GÜNCEL EGE YEREL YÖNETİMLER EKONOMİ POLİTİKA SPOR RÖPORTAJLAR YAZAR CAFE FOTO GALERİ VİDEO GALERİ
Ayda ÖZEREN
YAZARLAR
14 Mayıs 2022 Cumartesi

Kötülüğün sıradanlığı

Müzik Önerisi: The Good, The Bad and The Ugly –Ennio Morricone

İnsanlık tarihi boyunca kötülüğün dünyada yarattığı tahribatı düşünün…

Savaşlar, soykırım, şiddet, bencillik, terör, can yakma, haksızlık, ihmalkârlık…

Kötülük yapanların bencilce, cahilce, sadece kendi menfaatlerini düşünerek etraftakileri yok saymak gibi bir yapısı var.

Bir insan neden kötüdür? Kötülük doğuştan mıdır? Kötülük bile bile niye tercih edilir?

Alman Filozof ve Siyaset Bilimci Hannah Arendt “kötülüğün sıradanlığı” kavramı ile akıl almaz kötülükler işleyen insanların şeytan veya canavar değil de normal birer insan olduğunu savunur. Bu kavramla aynı ismi taşıyan kitabında Yahudi soykırımının mimarı olarak sunulan Adolf Eichmann duruşmasından yola çıkarak, bu kişinin psikopat, sadist bir canavardan ziyade korkutucu derecede sıradan ve hatta fazlasıyla sıkıcı bir insan olduğuna dikkat çeker. Eichmann iddianameye göre kasten, bilerek, isteyerek yaptıklarının suç unsuru olduğunu bile bile hareket etmişti. Gerekçeleri ise o asla bir pislik veya canavar değildi, emredileni yapmıştı.

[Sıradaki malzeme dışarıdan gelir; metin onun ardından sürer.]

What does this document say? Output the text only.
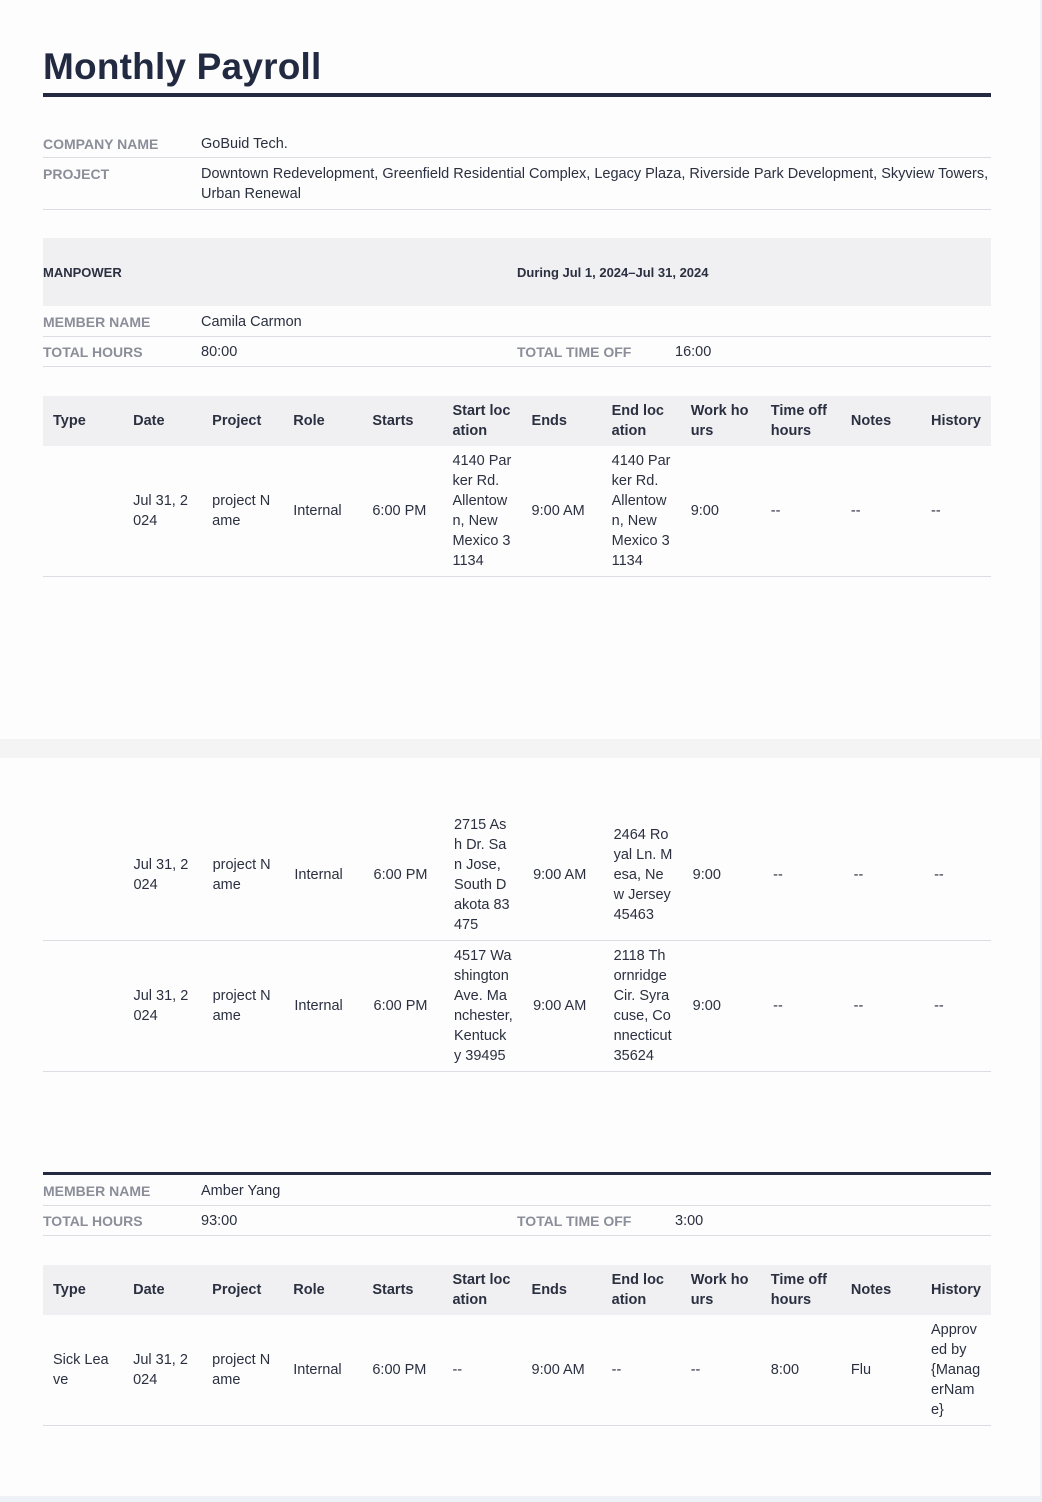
Monthly Payroll
COMPANY NAME	GoBuid Tech.
PROJECT	Downtown Redevelopment, Greenfield Residential Complex, Legacy Plaza, Riverside Park Development, Skyview Towers, Urban Renewal
MANPOWER	During Jul 1, 2024–Jul 31, 2024
MEMBER NAME	Camila Carmon
TOTAL HOURS	80:00	TOTAL TIME OFF	16:00
Type	Date	Project	Role	Starts	Start location	Ends	End location	Work hours	Time off hours	Notes	History
	Jul 31, 2024	project Name	Internal	6:00 PM	4140 Parker Rd. Allentown, New Mexico 31134	9:00 AM	4140 Parker Rd. Allentown, New Mexico 31134	9:00	--	--	--
	Jul 31, 2024	project Name	Internal	6:00 PM	2715 Ash Dr. San Jose, South Dakota 83475	9:00 AM	2464 Royal Ln. Mesa, New Jersey 45463	9:00	--	--	--
	Jul 31, 2024	project Name	Internal	6:00 PM	4517 Washington Ave. Manchester, Kentucky 39495	9:00 AM	2118 Thornridge Cir. Syracuse, Connecticut 35624	9:00	--	--	--
MEMBER NAME	Amber Yang
TOTAL HOURS	93:00	TOTAL TIME OFF	3:00
Type	Date	Project	Role	Starts	Start location	Ends	End location	Work hours	Time off hours	Notes	History
Sick Leave	Jul 31, 2024	project Name	Internal	6:00 PM	--	9:00 AM	--	--	8:00	Flu	Approved by {ManagerName}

Dönemin Almanya'sında Hitler'in sözü harfiyen uygulanır hale gelmişti. Artık yasa, Hitler'in söylediği şeydi. Örneğin, kendisine, "insanları öldürme” emri verildiğinde Eichmann, bunu hiç sorgulamadan kabul etmişti. Yargılandığı İsrail mahkemesindeki savunmasında ise kendisinin bir çarkın dişlisinden başka bir şey olmadığını, kendisinin özel olmadığını, bu görevi kendisi yerine getirmeseydi kolaylıkla başkalarının bu iş için ayarlanabileceğini söylemişti.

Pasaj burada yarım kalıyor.